Still, for the most part, the economy’s upside risk—inflation—is the devil we know. What concerns me about the economy’s downside are the things we don’t know; the things that could draw us into an international economic quagmire despite our limited exposure to the global economy.

What exactly am I talking about here? As a monetary policymaker, I think the first challenge is simply understanding how the economy—and even more basically, how our policies—work. Most of the models our forecasters work with were constructed when the U.S. economy was much more closed that it is today. Events outside our borders need not have been considered to any great extent. But in a global economy, everything matters. So identifying and anticipating the millions of international balances and imbalances that can have an impact on the U.S. economy is the first challenge for monetary policymakers.
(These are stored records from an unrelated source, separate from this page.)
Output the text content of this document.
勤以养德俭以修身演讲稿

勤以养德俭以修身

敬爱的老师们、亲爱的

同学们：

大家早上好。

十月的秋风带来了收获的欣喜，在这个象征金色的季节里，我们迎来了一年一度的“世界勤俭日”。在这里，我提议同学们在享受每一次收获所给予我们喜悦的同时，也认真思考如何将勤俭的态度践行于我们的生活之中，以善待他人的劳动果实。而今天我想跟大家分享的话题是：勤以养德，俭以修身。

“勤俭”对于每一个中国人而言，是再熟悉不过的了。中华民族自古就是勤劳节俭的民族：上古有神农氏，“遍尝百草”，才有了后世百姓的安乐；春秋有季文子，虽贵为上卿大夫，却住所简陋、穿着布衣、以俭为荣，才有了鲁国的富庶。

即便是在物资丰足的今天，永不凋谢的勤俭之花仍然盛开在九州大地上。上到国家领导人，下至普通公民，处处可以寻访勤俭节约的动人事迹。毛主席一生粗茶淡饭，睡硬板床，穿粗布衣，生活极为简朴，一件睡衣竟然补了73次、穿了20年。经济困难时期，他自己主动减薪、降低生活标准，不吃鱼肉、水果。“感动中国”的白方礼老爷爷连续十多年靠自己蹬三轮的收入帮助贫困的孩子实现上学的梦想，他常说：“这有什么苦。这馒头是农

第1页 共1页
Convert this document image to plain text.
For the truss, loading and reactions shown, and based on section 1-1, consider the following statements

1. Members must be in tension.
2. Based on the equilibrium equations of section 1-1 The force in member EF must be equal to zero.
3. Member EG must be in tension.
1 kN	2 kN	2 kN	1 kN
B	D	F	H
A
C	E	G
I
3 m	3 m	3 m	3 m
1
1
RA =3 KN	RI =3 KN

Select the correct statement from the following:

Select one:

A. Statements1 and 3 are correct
The second challenge for monetary policymakers is what I’ll call making sense of rational markets. Over the last 18 months, trillions of dollars have fled developing Asian countries. Much of that was to be expected, of course, as markets meted out their own brand of discipline for the region’s bad policies, corruption, excesses, etc. What wasn’t expected, though, was that funds would refuse to go back, even after some of the Asian countries implemented serious reform measures. The entire region and emerging markets in general have been painted with the same red brush. Now, to be sure, the U.S. benefited in some ways from all this uncertainty: At the height of the crisis last summer, the demand for safety and liquidity brought the yield on the U.S. long bond to its lowest level ever, and that brought borrowing costs down, too. But the market’s actions last summer raise the troubling possibility that doing the rational thing doesn’t always bring about the optimal result for everyone. So as monetary policymakers, we still have a lot to learn about financial crises and their economic implications.

But the Fed’s job is to foster economic stability, and monetary policy is only one way we do that. We also supervise banks and bank holding companies, and we operate the payments systems over which the majority of the nation’s financial transactions take place. Obviously, these functions aren’t nearly so well known as our monetary policy duties, but—just to be clear about it—no economy can grow without a functioning banking or payments system in place first. So when I think of economic stability, I think about all three areas. And in the other two areas—call them the first two—we’re taking steps toward mitigating uncertainty even as we speak.

As for banking, I would call your attention to financial reform legislation currently pending before the House and Senate. The Financial Services Modernization Act, as it’s called, is one of the most important legislative measures considered by Congress in decades. Among its most significant provisions, it would make the Federal Reserve System the so-called umbrella regulator for the nation’s banking system. Considering the fact that the Fed is the only institution also involved in economic policy and the payments system, we think this would add a considerable measure of stability—yes, of certainty—to the economy and the banking system. And while I hate to sully today’s proceedings by mentioning politics, I think you really ought to know about this legislation. It’s important.

Finally, as for the payments systems, I doubt that most of you have ever given them a second thought—or even a first. That’s probably a good thing. To notice the payments system would be to notice that it wasn’t working, and if it shuts down, the economy shuts down, too. I want you to know that as I speak this morning, all of the Fed’s electronic payments systems are fully Y2K compliant.

I’ll close by reiterating that this is truly an extraordinary period in our economic history. What we don’t know about the global economy remains a downside risk, but here in the United States the economy is well balanced and continues to grow impressively without significant measured inflation. As long as my Fed colleagues and I remain vigilant toward the upside risk and continue to make good policy choices, the economy does indeed seem prepared to thrive in the new millennium.